METODE PENENTUAN ARAH KIBLAT DENGAN POSISI MATAHARI (Rasydhul Qiblah Harian Sebagai Metode Mengukur Arah Kiblat)
Abstrak: Penelitian tentang
metode penentuan arah
kiblat sudah banyak dilakukan oleh masyarakat Indonesia.

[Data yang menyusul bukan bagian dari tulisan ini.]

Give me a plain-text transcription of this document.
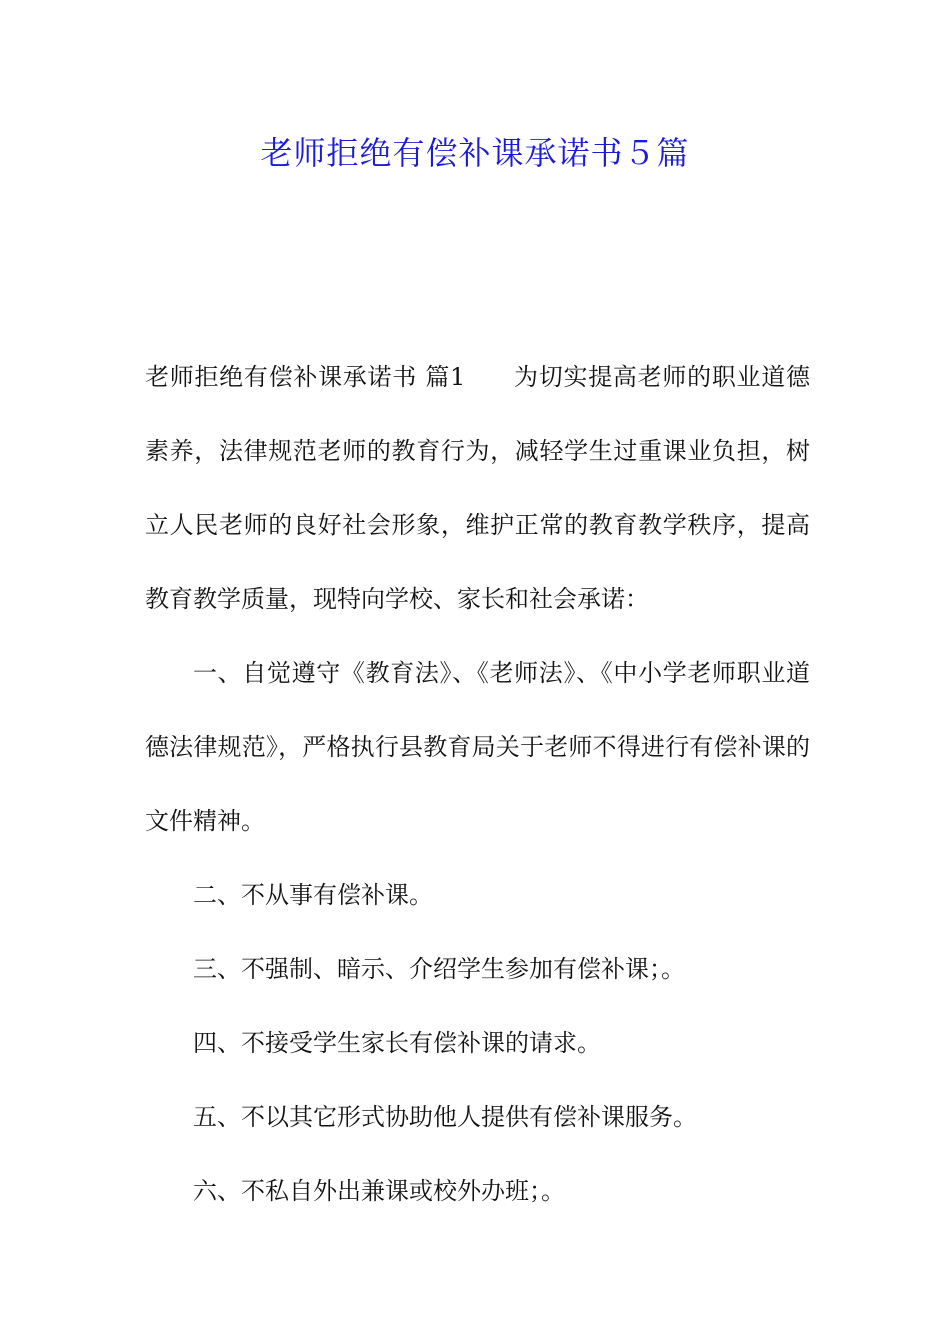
老师拒绝有偿补课承诺书５篇

老师拒绝有偿补课承诺书 篇1 为切实提高老师的职业道德素养，法律规范老师的教育行为，减轻学生过重课业负担，树立人民老师的良好社会形象，维护正常的教育教学秩序，提高教育教学质量，现特向学校、家长和社会承诺：

一、自觉遵守《教育法》、《老师法》、《中小学老师职业道德法律规范》，严格执行县教育局关于老师不得进行有偿补课的文件精神。

二、不从事有偿补课。

三、不强制、暗示、介绍学生参加有偿补课；。

四、不接受学生家长有偿补课的请求。

五、不以其它形式协助他人提供有偿补课服务。

六、不私自外出兼课或校外办班；。
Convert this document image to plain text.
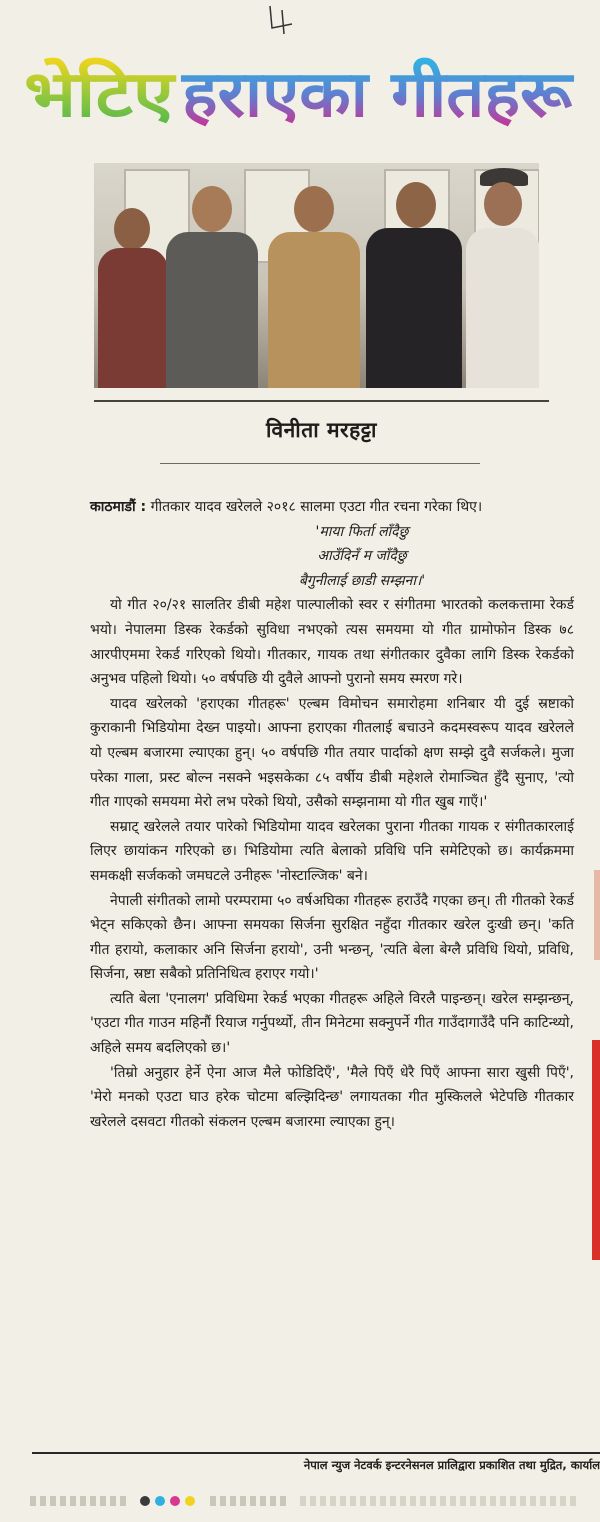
भेटिए हराएका गीतहरू
विनीता मरहट्टा

काठमाडौं : गीतकार यादव खरेलले २०१८ सालमा एउटा गीत रचना गरेका थिए।

'माया फिर्ता लाँदैछु
आउँदिनँ म जाँदैछु
बैगुनीलाई छाडी सम्झना।'

यो गीत २०/२१ सालतिर डीबी महेश पाल्पालीको स्वर र संगीतमा भारतको कलकत्तामा रेकर्ड भयो। नेपालमा डिस्क रेकर्डको सुविधा नभएको त्यस समयमा यो गीत ग्रामोफोन डिस्क ७८ आरपीएममा रेकर्ड गरिएको थियो। गीतकार, गायक तथा संगीतकार दुवैका लागि डिस्क रेकर्डको अनुभव पहिलो थियो। ५० वर्षपछि यी दुवैले आफ्नो पुरानो समय स्मरण गरे।

यादव खरेलको 'हराएका गीतहरू' एल्बम विमोचन समारोहमा शनिबार यी दुई स्रष्टाको कुराकानी भिडियोमा देख्न पाइयो। आफ्ना हराएका गीतलाई बचाउने कदमस्वरूप यादव खरेलले यो एल्बम बजारमा ल्याएका हुन्। ५० वर्षपछि गीत तयार पार्दाको क्षण सम्झे दुवै सर्जकले। मुजा परेका गाला, प्रस्ट बोल्न नसक्ने भइसकेका ८५ वर्षीय डीबी महेशले रोमाञ्चित हुँदै सुनाए, 'त्यो गीत गाएको समयमा मेरो लभ परेको थियो, उसैको सम्झनामा यो गीत खुब गाएँ।'

सम्राट् खरेलले तयार पारेको भिडियोमा यादव खरेलका पुराना गीतका गायक र संगीतकारलाई लिएर छायांकन गरिएको छ। भिडियोमा त्यति बेलाको प्रविधि पनि समेटिएको छ। कार्यक्रममा समकक्षी सर्जकको जमघटले उनीहरू 'नोस्टाल्जिक' बने।

नेपाली संगीतको लामो परम्परामा ५० वर्षअघिका गीतहरू हराउँदै गएका छन्। ती गीतको रेकर्ड भेट्न सकिएको छैन। आफ्ना समयका सिर्जना सुरक्षित नहुँदा गीतकार खरेल दुःखी छन्। 'कति गीत हरायो, कलाकार अनि सिर्जना हरायो', उनी भन्छन्, 'त्यति बेला बेग्लै प्रविधि थियो, प्रविधि, सिर्जना, स्रष्टा सबैको प्रतिनिधित्व हराएर गयो।'

त्यति बेला 'एनालग' प्रविधिमा रेकर्ड भएका गीतहरू अहिले विरलै पाइन्छन्। खरेल सम्झन्छन्, 'एउटा गीत गाउन महिनौं रियाज गर्नुपर्थ्यो, तीन मिनेटमा सक्नुपर्ने गीत गाउँदागाउँदै पनि काटिन्थ्यो, अहिले समय बदलिएको छ।'

'तिम्रो अनुहार हेर्ने ऐना आज मैले फोडिदिएँ', 'मैले पिएँ धेरै पिएँ आफ्ना सारा खुसी पिएँ', 'मेरो मनको एउटा घाउ हरेक चोटमा बल्झिदिन्छ' लगायतका गीत मुस्किलले भेटेपछि गीतकार खरेलले दसवटा गीतको संकलन एल्बम बजारमा ल्याएका हुन्।

नेपाल न्युज नेटवर्क इन्टरनेसनल प्रालिद्वारा प्रकाशित तथा मुद्रित, कार्याल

Tapi penelitian yang dilakukan belum dikaji secara mendalam pada satu fokus
kajian tertentu. Padahal jika
dicermati, menghadap kiblat
merupakan kewajiban mutlak bagi
setiap muslim. Sebab
menghadap kiblat terkait
erat dengan pelaksanaan ibadah
shalat yang merupakan
bagian dari salah
satu rukun Islam. Dapat dikatakan tidak sah ibadah shalat seseorang
ketika dilaksanakan dalam posisi
tidak menghadap kiblat.
Pengambilan sampel dalam penelitian
ini menggunakan teknik
purposivve area sampling, dimana
sampel berdasarkan pertimbangan tertentu selain
berdasarkan area, karena
wilayah Indonesia dibagi menjadi
tiga wilayah waktu,
maka ketiga wilayah tersebut dijadikan
sampel populasi, sedangkan
daerahnya diambil secara purposive
dengan mempertimbangkan aspek letak geografis, yakni lintang dan
bujur. Berdasarkan penelitian yang
dilakukan, maka dapat
diketahui bahwa rasydhul
qiblah harian tidak dapat
dikonversi karena perbedaan waktu relatif besar, rasydhul
qiblah harian dapat
dibuat jadwal tetap sebagaimana jadwal
sholat, posisi matahari
dalam arti jarak matahari dari
khatulistiwa sangat berpengaruh
terhadap saat atau waktu
sinar matahari tepat
mengarah ke arah kiblat (rasydhul qiblah), sementara letak
geografis pengaruhnya ada namun relatif kecil.